The Alchemists: Cinta Abadi

Rahasia Nicolae



Rahasia Nicolae

0Nicolae bangun dengan tubuh yang terasa segar, sehingga ia sendiri merasa keheranan. Saat membuka mata ia langsung ingat bahwa ia tadinya berkelahi dengan dua orang pemuda misterius yang dikiranya sebagai penculik, padahal ternyata merupakan orang yang dikenal Aleksis. Dirinya tertembak dan ia ingat mengeluarkan cukup banyak darah.     

"Hei.. kau sudah bangun?"     

Ia segera menoleh ke asal suara dan menemukan Aleksis duduk di ambang jendela memperhatikannya. Gadis itu terlihat cantik sekali dengan wajah yang dikelilingi sinar matahari yang menyusup masuk dari balik tirai. Untuk sesaat Nicolae terpana.     

Aleksis akhirnya harus melambai-lambaikan tangan kepadanya.     

"Eh... di mana aku?" tanya Nicolae sambil memegang bahunya yang dibalut perban, dan ia melihat ia telah mengenakan pakaian bersih yang ukurannya sangat pas dengannya.     

"Kau di tempatku..." kata Aleksis. "Apa kau masih merasa sakit?"     

Nicolae menggeleng. Ia memeriksa tubuhnya dan puas dengan hasil pengobatan yang diterimanya.     

"Terima kasih sudah menyelamatkanku..." katanya sambil tersenyum lebar. Ia sama sekali tidak terlihat seperti korban tembak. Sikapnya terlalu riang.     

"Aku tidak tahu siapa menyelamatkan siapa," desah Aleksis, "Kau pikir kau menyelamatkanku dari penculik, dan pengawalku pikir mereka menyelamatkanku darimu... dan sekarang kau bilang aku yang menyelamatkanmu ...."     

"Iya, memang lucu sekali," kata Nicolae sambil tertawa kecil. Ia berusaha bangun tetapi segera dicegah oleh Aleksis yang menghampirinya dan duduk di pinggir tempat tidur.     

"Dokter bilang, sedikit saja kau salah bergerak, pelurunya bisa mengenai jantung dan kau bisa tewas seketika.. Kau sangat beruntung," kata Aleksis sambil menahan dada Nicolae yang hendak bangkit. "Sekarang jangan ambil risiko dulu, sebelum kau sembuh sempurna."     

Pemuda itu menatap Aleksis dan seketika pikirannya berubah menjadi jahil. Ia berpura-pura mengaduh saat tangan Aleksis menyentuh dadanya.     

"A.. aduh.. sakit sekali. Kau mengenai lukaku..." keluhnya dengan suara seolah kesakitan.     

Memang tadi tangan Aleksis menyentuh perban yang membalut lukanya, tetapi tidak mengenai lukanya itu sendiri.     

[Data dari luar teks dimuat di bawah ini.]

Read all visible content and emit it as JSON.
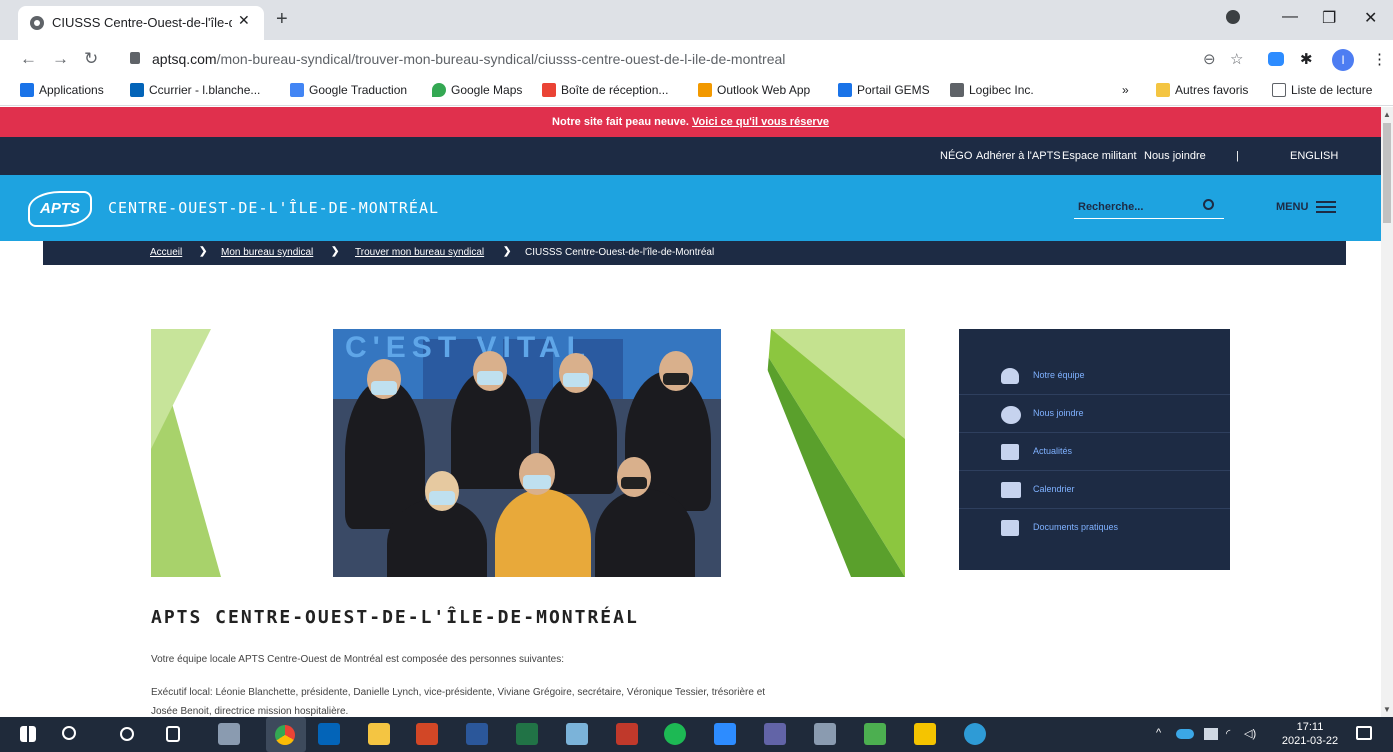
{
  "browser": {
    "tab_title": "CIUSSS Centre-Ouest-de-l'île-de-",
    "tab_close": "✕",
    "new_tab": "+",
    "url_host": "aptsq.com",
    "url_path": "/mon-bureau-syndical/trouver-mon-bureau-syndical/ciusss-centre-ouest-de-l-ile-de-montreal",
    "profile_initial": "I",
    "bookmarks": [
      {
        "label": "Applications",
        "color": "#1a73e8"
      },
      {
        "label": "Ccurrier - l.blanche...",
        "color": "#0364b8"
      },
      {
        "label": "Google Traduction",
        "color": "#4285f4"
      },
      {
        "label": "Google Maps",
        "color": "#34a853"
      },
      {
        "label": "Boîte de réception...",
        "color": "#ea4335"
      },
      {
        "label": "Outlook Web App",
        "color": "#f29900"
      },
      {
        "label": "Portail GEMS",
        "color": "#1a73e8"
      },
      {
        "label": "Logibec Inc.",
        "color": "#5f6368"
      }
    ],
    "bookmarks_more": "»",
    "other_bookmarks": "Autres favoris",
    "reading_list": "Liste de lecture"
  },
  "site": {
    "announcement_text": "Notre site fait peau neuve. ",
    "announcement_link": "Voici ce qu'il vous réserve",
    "top_links": [
      "NÉGO",
      "Adhérer à l'APTS",
      "Espace militant",
      "Nous joindre",
      "|",
      "ENGLISH"
    ],
    "logo_text": "APTS",
    "site_name": "CENTRE-OUEST-DE-L'ÎLE-DE-MONTRÉAL",
    "search_placeholder": "Recherche...",
    "menu_label": "MENU",
    "breadcrumb": [
      "Accueil",
      "Mon bureau syndical",
      "Trouver mon bureau syndical",
      "CIUSSS Centre-Ouest-de-l'île-de-Montréal"
    ],
    "breadcrumb_sep": "❯",
    "photo_banner": "C'EST VITAL",
    "sidebar": [
      {
        "label": "Notre équipe",
        "icon": "person-icon"
      },
      {
        "label": "Nous joindre",
        "icon": "info-icon"
      },
      {
        "label": "Actualités",
        "icon": "news-icon"
      },
      {
        "label": "Calendrier",
        "icon": "calendar-icon"
      },
      {
        "label": "Documents pratiques",
        "icon": "document-icon"
      }
    ],
    "page_title": "APTS CENTRE-OUEST-DE-L'ÎLE-DE-MONTRÉAL",
    "intro": "Votre équipe locale APTS Centre-Ouest de Montréal est composée des personnes suivantes:",
    "exec_line1": "Exécutif local: Léonie Blanchette, présidente, Danielle Lynch, vice-présidente, Viviane Grégoire, secrétaire, Véronique Tessier, trésorière et",
    "exec_line2": "Josée Benoit, directrice mission hospitalière."
  },
  "taskbar": {
    "time": "17:11",
    "date": "2021-03-22"
  },
  "colors": {
    "announce": "#e0304d",
    "navy": "#1d2b44",
    "brand_blue": "#1ea3e0"
  }
}
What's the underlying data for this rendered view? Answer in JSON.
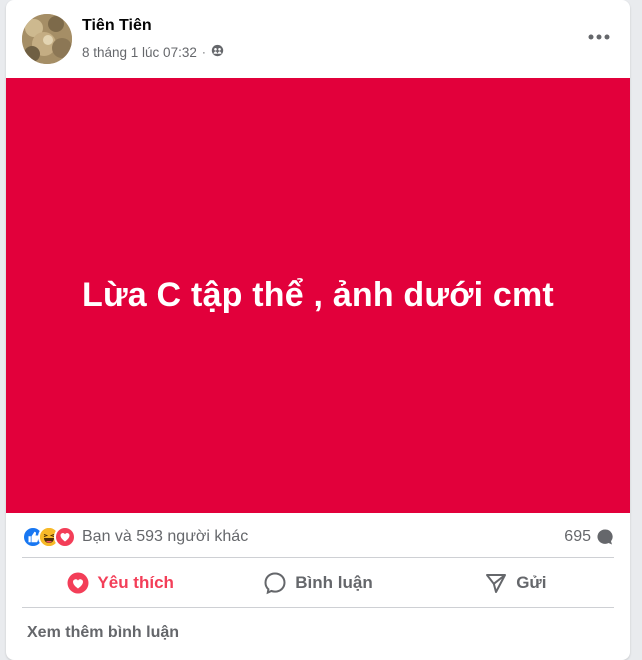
{
  "post": {
    "author": "Tiên Tiên",
    "timestamp": "8 tháng 1 lúc 07:32",
    "separator": "·",
    "audience_icon": "friends-icon",
    "banner_text": "Lừa C tập thể , ảnh dưới cmt",
    "banner_color": "#e2003b"
  },
  "stats": {
    "reaction_icons": [
      "like-icon",
      "haha-icon",
      "love-icon"
    ],
    "reactions_text": "Bạn và 593 người khác",
    "comments_count": "695"
  },
  "actions": {
    "like_label": "Yêu thích",
    "comment_label": "Bình luận",
    "share_label": "Gửi"
  },
  "comments": {
    "more_label": "Xem thêm bình luận"
  }
}
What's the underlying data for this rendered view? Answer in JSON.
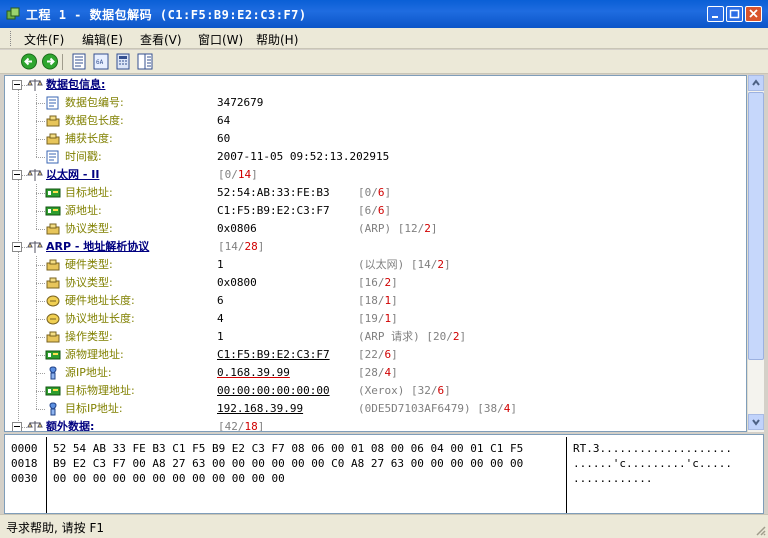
{
  "window": {
    "title": "工程 1 - 数据包解码 (C1:F5:B9:E2:C3:F7)",
    "buttons": [
      "minimize-icon",
      "maximize-icon",
      "close-icon"
    ]
  },
  "menubar": {
    "items": [
      "文件(F)",
      "编辑(E)",
      "查看(V)",
      "窗口(W)",
      "帮助(H)"
    ]
  },
  "toolbar": {
    "icons": [
      "back-arrow-icon",
      "forward-arrow-icon",
      "decode-view-icon",
      "hex-view-icon",
      "calculator-icon",
      "report-icon"
    ]
  },
  "tree": {
    "rows": [
      {
        "level": 0,
        "label": "数据包信息:",
        "value": "",
        "range": ""
      },
      {
        "level": 1,
        "label": "数据包编号:",
        "value": "3472679",
        "range": ""
      },
      {
        "level": 1,
        "label": "数据包长度:",
        "value": "64",
        "range": ""
      },
      {
        "level": 1,
        "label": "捕获长度:",
        "value": "60",
        "range": ""
      },
      {
        "level": 1,
        "label": "时间戳:",
        "value": "2007-11-05 09:52:13.202915",
        "range": ""
      },
      {
        "level": 0,
        "label": "以太网 - II",
        "value": "",
        "range": "[0/14]"
      },
      {
        "level": 1,
        "label": "目标地址:",
        "value": "52:54:AB:33:FE:B3",
        "range": "[0/6]"
      },
      {
        "level": 1,
        "label": "源地址:",
        "value": "C1:F5:B9:E2:C3:F7",
        "range": "[6/6]"
      },
      {
        "level": 1,
        "label": "协议类型:",
        "value": "0x0806",
        "range": "(ARP)  [12/2]"
      },
      {
        "level": 0,
        "label": "ARP - 地址解析协议",
        "value": "",
        "range": "[14/28]"
      },
      {
        "level": 1,
        "label": "硬件类型:",
        "value": "1",
        "range": "(以太网)  [14/2]"
      },
      {
        "level": 1,
        "label": "协议类型:",
        "value": "0x0800",
        "range": "[16/2]"
      },
      {
        "level": 1,
        "label": "硬件地址长度:",
        "value": "6",
        "range": "[18/1]"
      },
      {
        "level": 1,
        "label": "协议地址长度:",
        "value": "4",
        "range": "[19/1]"
      },
      {
        "level": 1,
        "label": "操作类型:",
        "value": "1",
        "range": "(ARP 请求)  [20/2]"
      },
      {
        "level": 1,
        "label": "源物理地址:",
        "value": "C1:F5:B9:E2:C3:F7",
        "range": "[22/6]"
      },
      {
        "level": 1,
        "label": "源IP地址:",
        "value": "0.168.39.99",
        "range": "[28/4]"
      },
      {
        "level": 1,
        "label": "目标物理地址:",
        "value": "00:00:00:00:00:00",
        "range": "(Xerox)  [32/6]"
      },
      {
        "level": 1,
        "label": "目标IP地址:",
        "value": "192.168.39.99",
        "range": "(0DE5D7103AF6479)  [38/4]"
      },
      {
        "level": 0,
        "label": "额外数据:",
        "value": "",
        "range": "[42/18]"
      }
    ]
  },
  "hex": {
    "offsets": [
      "0000",
      "0018",
      "0030"
    ],
    "bytes": [
      "52 54 AB 33 FE B3 C1 F5 B9 E2 C3 F7 08 06 00 01 08 00 06 04 00 01 C1 F5",
      "B9 E2 C3 F7 00 A8 27 63 00 00 00 00 00 00 C0 A8 27 63 00 00 00 00 00 00",
      "00 00 00 00 00 00 00 00 00 00 00 00"
    ],
    "ascii": [
      "RT.3....................",
      "......'c.........'c.....",
      "............"
    ]
  },
  "status": {
    "text": "寻求帮助, 请按 F1"
  }
}
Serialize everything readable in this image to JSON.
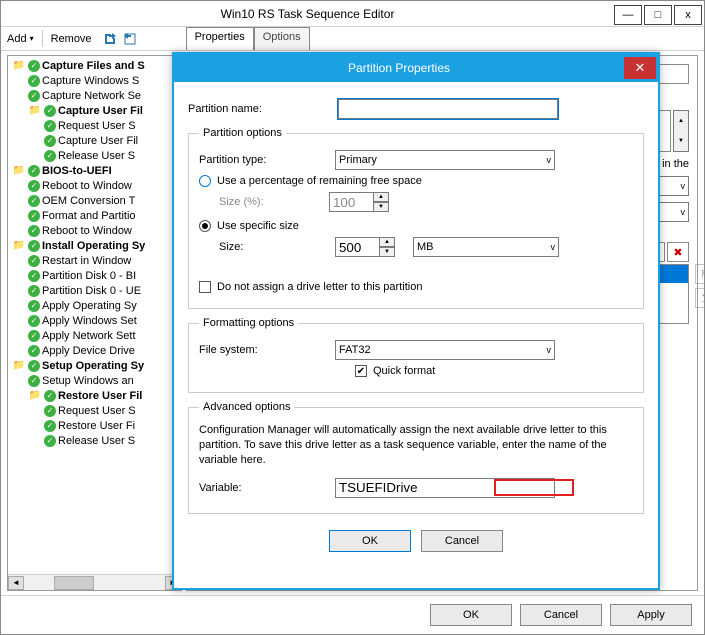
{
  "window": {
    "title": "Win10 RS Task Sequence Editor",
    "controls": {
      "min": "—",
      "max": "□",
      "close": "x"
    }
  },
  "toolbar": {
    "add": "Add",
    "remove": "Remove",
    "tabs": {
      "properties": "Properties",
      "options": "Options"
    }
  },
  "tree": [
    {
      "lvl": 0,
      "type": "group",
      "bold": true,
      "label": "Capture Files and S"
    },
    {
      "lvl": 1,
      "type": "step",
      "label": "Capture Windows S"
    },
    {
      "lvl": 1,
      "type": "step",
      "label": "Capture Network Se"
    },
    {
      "lvl": 1,
      "type": "group",
      "bold": true,
      "label": "Capture User Fil"
    },
    {
      "lvl": 2,
      "type": "step",
      "label": "Request User S"
    },
    {
      "lvl": 2,
      "type": "step",
      "label": "Capture User Fil"
    },
    {
      "lvl": 2,
      "type": "step",
      "label": "Release User S"
    },
    {
      "lvl": 0,
      "type": "group",
      "bold": true,
      "label": "BIOS-to-UEFI"
    },
    {
      "lvl": 1,
      "type": "step",
      "label": "Reboot to Window"
    },
    {
      "lvl": 1,
      "type": "step",
      "label": "OEM Conversion T"
    },
    {
      "lvl": 1,
      "type": "step",
      "label": "Format and Partitio"
    },
    {
      "lvl": 1,
      "type": "step",
      "label": "Reboot to Window"
    },
    {
      "lvl": 0,
      "type": "group",
      "bold": true,
      "label": "Install Operating Sy"
    },
    {
      "lvl": 1,
      "type": "step",
      "label": "Restart in Window"
    },
    {
      "lvl": 1,
      "type": "step",
      "label": "Partition Disk 0 - BI"
    },
    {
      "lvl": 1,
      "type": "step",
      "label": "Partition Disk 0 - UE"
    },
    {
      "lvl": 1,
      "type": "step",
      "label": "Apply Operating Sy"
    },
    {
      "lvl": 1,
      "type": "step",
      "label": "Apply Windows Set"
    },
    {
      "lvl": 1,
      "type": "step",
      "label": "Apply Network Sett"
    },
    {
      "lvl": 1,
      "type": "step",
      "label": "Apply Device Drive"
    },
    {
      "lvl": 0,
      "type": "group",
      "bold": true,
      "label": "Setup Operating Sy"
    },
    {
      "lvl": 1,
      "type": "step",
      "label": "Setup Windows an"
    },
    {
      "lvl": 1,
      "type": "group",
      "bold": true,
      "label": "Restore User Fil"
    },
    {
      "lvl": 2,
      "type": "step",
      "label": "Request User S"
    },
    {
      "lvl": 2,
      "type": "step",
      "label": "Restore User Fi"
    },
    {
      "lvl": 2,
      "type": "step",
      "label": "Release User S"
    }
  ],
  "right_panel": {
    "hint": "layout to use in the"
  },
  "buttons": {
    "ok": "OK",
    "cancel": "Cancel",
    "apply": "Apply"
  },
  "dialog": {
    "title": "Partition Properties",
    "name_label": "Partition name:",
    "name_value": "",
    "options_legend": "Partition options",
    "type_label": "Partition type:",
    "type_value": "Primary",
    "pct_radio": "Use a percentage of remaining free space",
    "size_pct_label": "Size (%):",
    "size_pct_value": "100",
    "size_radio": "Use specific size",
    "size_label": "Size:",
    "size_value": "500",
    "size_unit": "MB",
    "no_letter": "Do not assign a drive letter to this partition",
    "fmt_legend": "Formatting options",
    "fs_label": "File system:",
    "fs_value": "FAT32",
    "quick": "Quick format",
    "adv_legend": "Advanced options",
    "adv_text": "Configuration Manager will automatically assign the next available drive letter to this partition. To save this drive letter as a task sequence variable, enter the name of the variable here.",
    "var_label": "Variable:",
    "var_value": "TSUEFIDrive",
    "ok": "OK",
    "cancel": "Cancel"
  }
}
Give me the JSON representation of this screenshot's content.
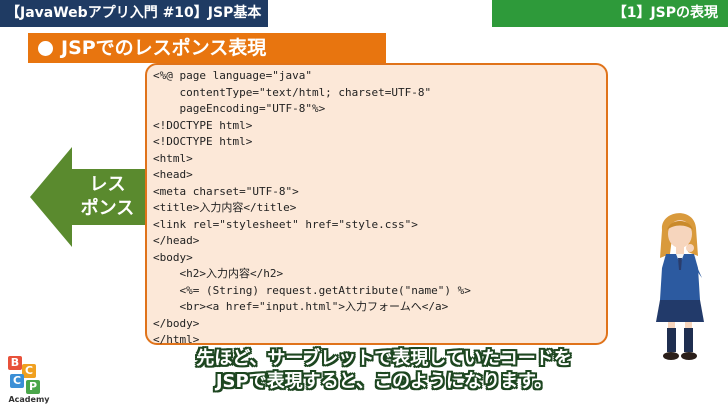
{
  "header": {
    "series_title": "【JavaWebアプリ入門 #10】JSP基本",
    "section_title": "【1】JSPの表現"
  },
  "slide": {
    "title": "JSPでのレスポンス表現",
    "arrow_label_line1": "レス",
    "arrow_label_line2": "ポンス"
  },
  "code": {
    "lines": [
      "<%@ page language=\"java\"",
      "    contentType=\"text/html; charset=UTF-8\"",
      "    pageEncoding=\"UTF-8\"%>",
      "<!DOCTYPE html>",
      "<!DOCTYPE html>",
      "<html>",
      "<head>",
      "<meta charset=\"UTF-8\">",
      "<title>入力内容</title>",
      "<link rel=\"stylesheet\" href=\"style.css\">",
      "</head>",
      "<body>",
      "    <h2>入力内容</h2>",
      "    <%= (String) request.getAttribute(\"name\") %>",
      "    <br><a href=\"input.html\">入力フォームへ</a>",
      "</body>",
      "</html>"
    ]
  },
  "subtitle": {
    "line1": "先ほど、サーブレットで表現していたコードを",
    "line2": "JSPで表現すると、このようになります。"
  },
  "logo": {
    "letters": [
      "B",
      "C",
      "C",
      "P"
    ],
    "label": "Academy"
  },
  "colors": {
    "header_left": "#1f3b63",
    "header_right": "#2e9a3a",
    "accent_orange": "#e8750f",
    "arrow_green": "#5a8a2e",
    "code_bg": "#fce8d8"
  }
}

Lagipula, kalaupun memang Aleksis menyentuh lukanya, Nicolae sama sekali tidak akan merasa cukup kesakitan untuk mengaduh seperti itu, tubuhnya sangat kuat. Aleksis beberapa kali mengomeli tubuhnya yang disebutnya keras seperti tembok itu. Luka seperti ini tidak ada artinya untuk seorang Nicolae.     

Tetapi saat ini ia merasa lebih baik memanfaatkan kondisinya untuk mendapatkan perhatian gadis cantik yang sudah membuatnya penasaran sejak minggu lalu itu.     

"Astaga.. maafkan aku... Di mana yang sakit?" tanya Aleksis cepat. Ia mengusap-usap bagian yang tadi didorongnya dengan wajah bersalah.     

"Hmm... ya di situ. Kalau diusap begitu rasanya menjadi baikan..." kata Nicolae sambil tersenyum.     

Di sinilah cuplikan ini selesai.